Surat Pemberitahuan (SPT) Tahunan PPh Badan tidak hanya digunakan untuk melaporkan penghasilan yang menjadi objek PPh Badan, tetapi juga untuk penghasilan non objek PPh Badan. Pada pelaporan SPT PPh Badan era Coretax, penghasilan non objek PPh Badan dilaporkan pada Lampiran 4 Bagian B sebagaimana diatur dalam Peraturan Direktur Jenderal Pajak PER-11/PJ/2025 (PER 11/2025).
Pelaporan Penghasilan Non Objek di SPT PPh Badan
Perlu diingat, tidak seluruh Lampiran SPT PPh Badan di Coretax muncul secara otomatis. Penghasilan yang tidak termasuk objek PPh Badan pada Lampiran 4 Bagian B (Sebelumnya 1771-IV Bagian B) akan muncul jika wajib pajak menjawab "Ya" pada pertanyaan Formulir Induk Bagian C Angka 2.

Lampiran muncul secara otomatis setelah wajib pajak menjawab pertanyaan pada formulir induk. Wajib pajak mengisi lampiran ini dengan penghasilan tertentu yang dikecualikan dari objek PPh Badan sesuai dengan UU Pajak Penghasilan.

Pengisian Lampiran 4 Bagian B pada aplikasi Coretax dilakukan secara manual (key in) dengan panduan sebagai berikut:
- Kolom Kode pada data formulir akan otomatis terisi setelah wajib pajak memilih jenis penghasilan.
- Kolom Jenis Penghasilan dapat dipilih dari daftar yang disediakan.
- Kolom Sumber Penghasilan diisi dengan sumber penghasilan non objek PPh badan.
- Kolom Penghasilan Bruto diisi dengan nilai penghasilan bruto non objek PPh Badan.
Jika sudah melengkapi data formulir, wajib pajak dapat menekan tombol "Simpan" untuk menyimpan data yang telah diinput. Setelah berhasil menyimpan data, maka daftar penghasilan yang tidak termasuk objek pajak akan lengkap terisi secara otomatis. Penghasilan bruto juga akan otomatis terisi pada formulir induk.
Hal-Hal yang Perlu Diperhatikan
Dalam melakukan pengisian Lampiran 4 Bagian B wajib pajak harus memperhatikan beberapa hal karena beberapa penghasilan tertentu perlu memenuhi syarat untuk menjadi non objek PPh Badan.
Sisa Lebih Yayasan/Lembaga Sosial dan Keagamaan
Sisa lebih yang diterima yayasan, lembaga nirlaba dalam bidang pendidikan, penelitian dan pengembangan, serta lembaga sosial dan keagamaan menjadi non objek PPh Badan apabila digunakan untuk pengadaan atau pembangunan sarana/prasarana. Namun, wajib pajak harus menyampaikan Laporan Penggunaan Sisa lebih dalam SPT PPh Badan.

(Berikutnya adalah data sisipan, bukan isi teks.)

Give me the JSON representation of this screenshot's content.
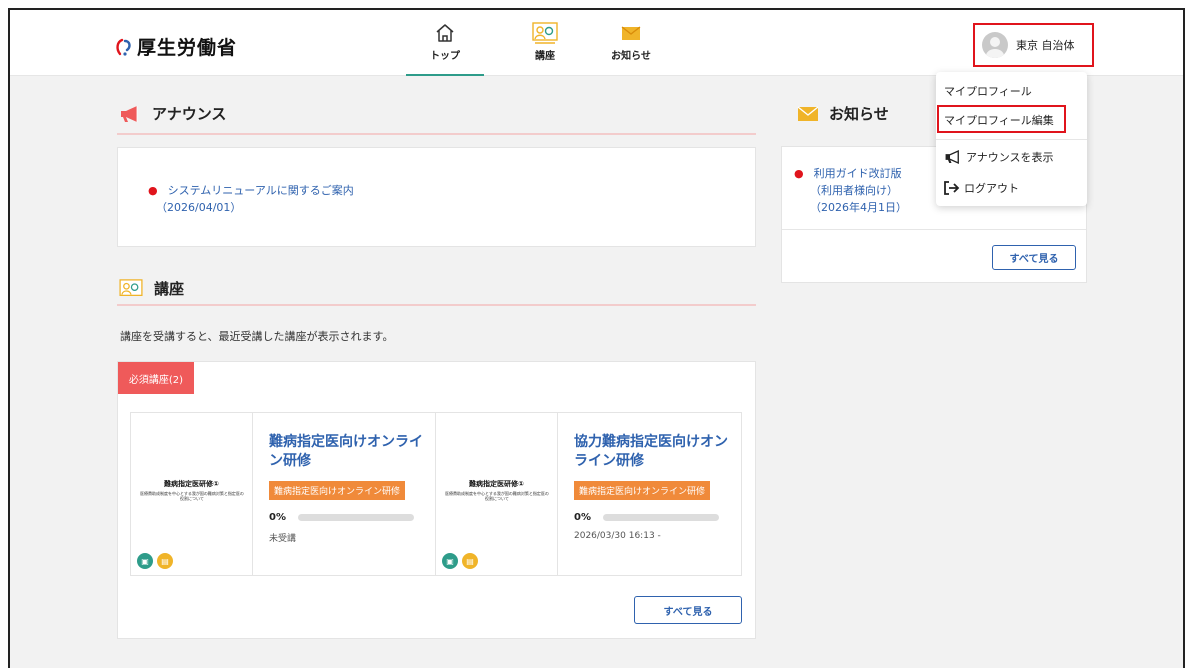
{
  "header": {
    "logo_text": "厚生労働省",
    "nav": [
      {
        "label": "トップ",
        "icon": "home-icon",
        "active": true
      },
      {
        "label": "講座",
        "icon": "course-icon",
        "active": false
      },
      {
        "label": "お知らせ",
        "icon": "mail-icon",
        "active": false
      }
    ],
    "user_name": "東京 自治体"
  },
  "dropdown": {
    "items": [
      {
        "label": "マイプロフィール"
      },
      {
        "label": "マイプロフィール編集",
        "highlighted": true
      },
      {
        "label": "アナウンスを表示",
        "icon": "megaphone-icon"
      },
      {
        "label": "ログアウト",
        "icon": "logout-icon"
      }
    ]
  },
  "announce": {
    "title": "アナウンス",
    "items": [
      {
        "text": "システムリニューアルに関するご案内",
        "date": "（2026/04/01）"
      }
    ]
  },
  "courses": {
    "title": "講座",
    "hint": "講座を受講すると、最近受講した講座が表示されます。",
    "tab_label": "必須講座(2)",
    "items": [
      {
        "thumb_title": "難病指定医研修①",
        "thumb_desc": "医療費助成制度を中心とする我が国の難病対策と指定医の役割について",
        "title": "難病指定医向けオンライン研修",
        "badge": "難病指定医向けオンライン研修",
        "progress": "0%",
        "progress_value": 0,
        "status": "未受講"
      },
      {
        "thumb_title": "難病指定医研修①",
        "thumb_desc": "医療費助成制度を中心とする我が国の難病対策と指定医の役割について",
        "title": "協力難病指定医向けオンライン研修",
        "badge": "難病指定医向けオンライン研修",
        "progress": "0%",
        "progress_value": 0,
        "status": "2026/03/30 16:13 -"
      }
    ],
    "more_label": "すべて見る"
  },
  "notices": {
    "title": "お知らせ",
    "items": [
      {
        "line1": "利用ガイド改訂版",
        "line2": "（利用者様向け）",
        "line3": "（2026年4月1日）"
      }
    ],
    "more_label": "すべて見る"
  },
  "colors": {
    "accent_teal": "#2e9c8a",
    "link_blue": "#2f62ae",
    "alert_red": "#e0141c",
    "badge_orange": "#f08a3a",
    "tab_red": "#ef5a5a",
    "icon_gold": "#f0b429"
  }
}
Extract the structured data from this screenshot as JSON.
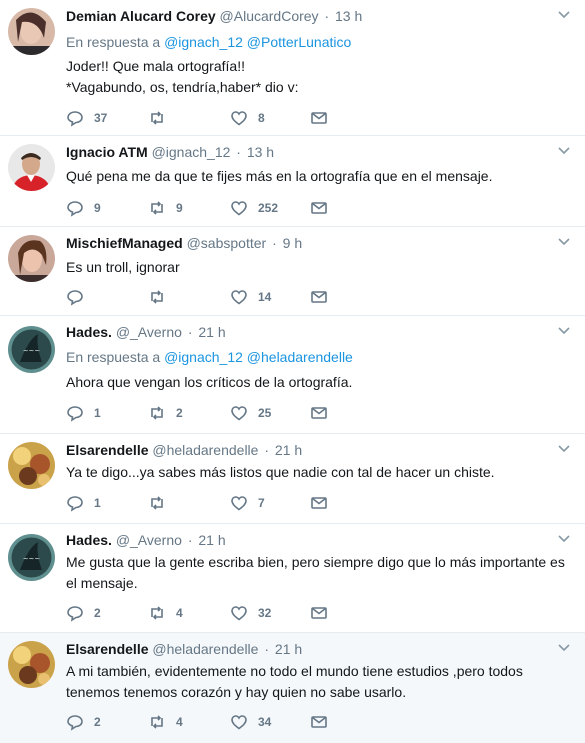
{
  "tweets": [
    {
      "name": "Demian Alucard Corey",
      "handle": "@AlucardCorey",
      "time": "13 h",
      "reply_prefix": "En respuesta a",
      "reply_to": [
        "@ignach_12",
        "@PotterLunatico"
      ],
      "text": "Joder!! Que mala ortografía!!\n*Vagabundo, os, tendría,haber* dio v:",
      "replies": "37",
      "retweets": "",
      "likes": "8"
    },
    {
      "name": "Ignacio ATM",
      "handle": "@ignach_12",
      "time": "13 h",
      "text": "Qué pena me da que te fijes más en la ortografía que en el mensaje.",
      "replies": "9",
      "retweets": "9",
      "likes": "252"
    },
    {
      "name": "MischiefManaged",
      "handle": "@sabspotter",
      "time": "9 h",
      "text": "Es un troll, ignorar",
      "replies": "",
      "retweets": "",
      "likes": "14"
    },
    {
      "name": "Hades.",
      "handle": "@_Averno",
      "time": "21 h",
      "reply_prefix": "En respuesta a",
      "reply_to": [
        "@ignach_12",
        "@heladarendelle"
      ],
      "text": "Ahora que vengan los críticos de la ortografía.",
      "replies": "1",
      "retweets": "2",
      "likes": "25"
    },
    {
      "name": "Elsarendelle",
      "handle": "@heladarendelle",
      "time": "21 h",
      "text": "Ya te digo...ya sabes más listos que nadie con tal de hacer un chiste.",
      "replies": "1",
      "retweets": "",
      "likes": "7"
    },
    {
      "name": "Hades.",
      "handle": "@_Averno",
      "time": "21 h",
      "text": "Me gusta que la gente escriba bien, pero siempre digo que lo más importante es\nel mensaje.",
      "replies": "2",
      "retweets": "4",
      "likes": "32"
    },
    {
      "name": "Elsarendelle",
      "handle": "@heladarendelle",
      "time": "21 h",
      "text": "A mi también, evidentemente no todo el mundo tiene estudios ,pero todos\ntenemos tenemos corazón y hay quien no sabe usarlo.",
      "replies": "2",
      "retweets": "4",
      "likes": "34"
    }
  ],
  "colors": {
    "link": "#1b95e0",
    "muted": "#657786",
    "thread_line": "#a7d3ef",
    "highlight_bg": "#f5f8fa"
  },
  "icons": {
    "reply": "reply-icon",
    "retweet": "retweet-icon",
    "like": "heart-icon",
    "dm": "envelope-icon",
    "menu": "chevron-down-icon"
  }
}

Baca selengkapnya: Bagaimana Ketentuan Pajak atas Sisa Lebih Yayasan dan Lembaga Non Profit?
Bantuan/Sumbangan
Bantuan, sumbangan seperti zakat, infak dapat dikecualikan dari objek PPh Badan. Namun ketentuan ini hanya berlaku apabila diterima oleh badan badan amil zakat, lembaga amil zakat, dan lembaga keagamaan yang dibentuk dan disahkan oleh pemerintah.
Hibah
Harta hibahan yang diterima badan tertentu juga bukan merupakan objek PPh Badan. Badan yang dimaksud adalah badan keagamaan, badan pendidikan, badan sosial termasuk yayasan, badan yang tidak mencari keuntungan, koperasi, orang pribadi yang menjalankan usaha mikro dan kecil.
Selain itu, mengacu pada Peraturan Menteri Keuangan Nomor 90/PMK.03/2020 keuntungan atas hibah/hibah dapat dikecualikan jika tidak ada hubungan usaha, pekerjaan, kepemilikan, atau penguasaan di antara pihak yang bersangkutan.
Dividen Luar Negeri
Dividen/penghasilan luar negeri dikecualikan dari objek PPh Badan apabila memenuhi syarat, seperti diinvestasikan kembali di wilayah NKRI minimal 30% dari laba setelah pajak. Selain itu, wajib pajak juga perlu menyampaikan laporan realisasi investasi.
Penghasilan Perusahaan Modal Ventura
Penghasilan yang diterima perusahaan modal ventura dengan kriteria tertentu dikecualikan dari objek PPh badan.